Hippolyte Taine (the 21st of April 1828 - the 5th of March 1893) was a French historian, critic, and philosopher regarded as the chief theoretical influence on French naturalism and one of the founding practitioners of historicist literary criticism. His method of analyzing literature through the categories of nation, environment, and time shaped writers including Zola, Maupassant, and Bourget.
What was Hippolyte Taine's theory of literature?
Taine argued that a literary work is the product of its author's environment, not the spontaneous expression of individual genius. He analyzed literature using three categories: nation, environment or situation, and time. His framework linked him to sociological positivism and founded what became known as literary historicism as a critical movement.
What is The Origins of Contemporary France by Hippolyte Taine?
The Origins of Contemporary France is a six-volume historical work Taine began in 1875 and continued until his death in 1893. It analyzes the causes of the French Revolution and argues that the revolution's political constructions were artificially abstract, violating the natural growth of state institutions. The work shaped conservative historiography of the Revolution and was called "a brilliant polemic" by the revisionist historian Alfred Cobban.
How did Hippolyte Taine influence Emile Zola?
Taine was the major theoretical influence behind Zola's naturalist fiction. Critic Philip Walker wrote that page after page of Zola's most memorable writing enacts a mimesis of the interplay between sensation and imagination that Taine had theorized at length. Zola nonetheless criticized Taine for underestimating the individuality of the artist, citing Edouard Manet as his principal example.

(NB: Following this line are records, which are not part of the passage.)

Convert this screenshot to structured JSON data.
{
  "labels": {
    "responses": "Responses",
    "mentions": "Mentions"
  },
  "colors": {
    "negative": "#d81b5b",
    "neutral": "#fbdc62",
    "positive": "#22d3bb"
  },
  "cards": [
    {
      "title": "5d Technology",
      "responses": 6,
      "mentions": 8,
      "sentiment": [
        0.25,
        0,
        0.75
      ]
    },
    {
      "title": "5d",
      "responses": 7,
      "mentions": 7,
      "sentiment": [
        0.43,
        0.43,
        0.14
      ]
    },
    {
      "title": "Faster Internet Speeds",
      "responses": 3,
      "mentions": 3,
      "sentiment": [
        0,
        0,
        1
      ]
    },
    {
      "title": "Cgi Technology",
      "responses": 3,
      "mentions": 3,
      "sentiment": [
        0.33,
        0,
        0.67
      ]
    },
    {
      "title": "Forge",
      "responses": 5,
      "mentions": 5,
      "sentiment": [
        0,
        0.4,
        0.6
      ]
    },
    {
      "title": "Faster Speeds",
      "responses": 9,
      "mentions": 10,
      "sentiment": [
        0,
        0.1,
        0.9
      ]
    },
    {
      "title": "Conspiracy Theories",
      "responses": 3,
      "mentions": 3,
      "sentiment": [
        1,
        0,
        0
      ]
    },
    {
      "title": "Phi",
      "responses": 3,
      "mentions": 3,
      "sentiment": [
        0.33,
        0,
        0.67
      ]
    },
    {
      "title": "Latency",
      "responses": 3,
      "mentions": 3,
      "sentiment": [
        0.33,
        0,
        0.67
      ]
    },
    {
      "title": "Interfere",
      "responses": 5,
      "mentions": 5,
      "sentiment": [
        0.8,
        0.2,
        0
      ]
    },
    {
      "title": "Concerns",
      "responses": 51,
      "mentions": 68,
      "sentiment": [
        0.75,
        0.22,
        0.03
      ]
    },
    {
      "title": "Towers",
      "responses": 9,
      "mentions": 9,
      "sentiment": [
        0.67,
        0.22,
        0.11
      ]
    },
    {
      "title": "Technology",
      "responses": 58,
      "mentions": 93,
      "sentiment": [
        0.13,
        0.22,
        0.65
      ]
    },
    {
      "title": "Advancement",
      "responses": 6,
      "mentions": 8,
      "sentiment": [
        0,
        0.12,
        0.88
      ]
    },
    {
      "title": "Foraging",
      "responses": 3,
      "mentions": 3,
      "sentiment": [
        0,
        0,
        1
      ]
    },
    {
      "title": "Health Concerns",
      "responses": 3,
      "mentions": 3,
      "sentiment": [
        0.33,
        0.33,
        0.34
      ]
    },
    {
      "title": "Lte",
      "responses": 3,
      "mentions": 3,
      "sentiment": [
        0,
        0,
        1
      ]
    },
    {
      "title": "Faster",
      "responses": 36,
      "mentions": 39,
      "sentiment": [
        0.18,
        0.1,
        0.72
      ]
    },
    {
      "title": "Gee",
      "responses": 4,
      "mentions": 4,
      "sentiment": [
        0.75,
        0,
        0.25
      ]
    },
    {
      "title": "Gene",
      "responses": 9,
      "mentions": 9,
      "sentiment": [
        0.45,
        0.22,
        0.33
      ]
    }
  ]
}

What did Friedrich Nietzsche say about Hippolyte Taine?
Nietzsche referred to Taine in Beyond Good and Evil as "the first of living historians." Taine also shared a correspondence with Nietzsche, making their intellectual relationship one of the notable cross-cultural exchanges in 19th-century European thought.
Where is Hippolyte Taine buried?
Taine was buried in the Roc de Chère National Nature Reserve in Talloires, on the shores of Lake Annecy. He had owned the Boringes property in the nearby commune of Menthon-Saint-Bernard in Haute-Savoie, where he spent his summers and served as a local councillor.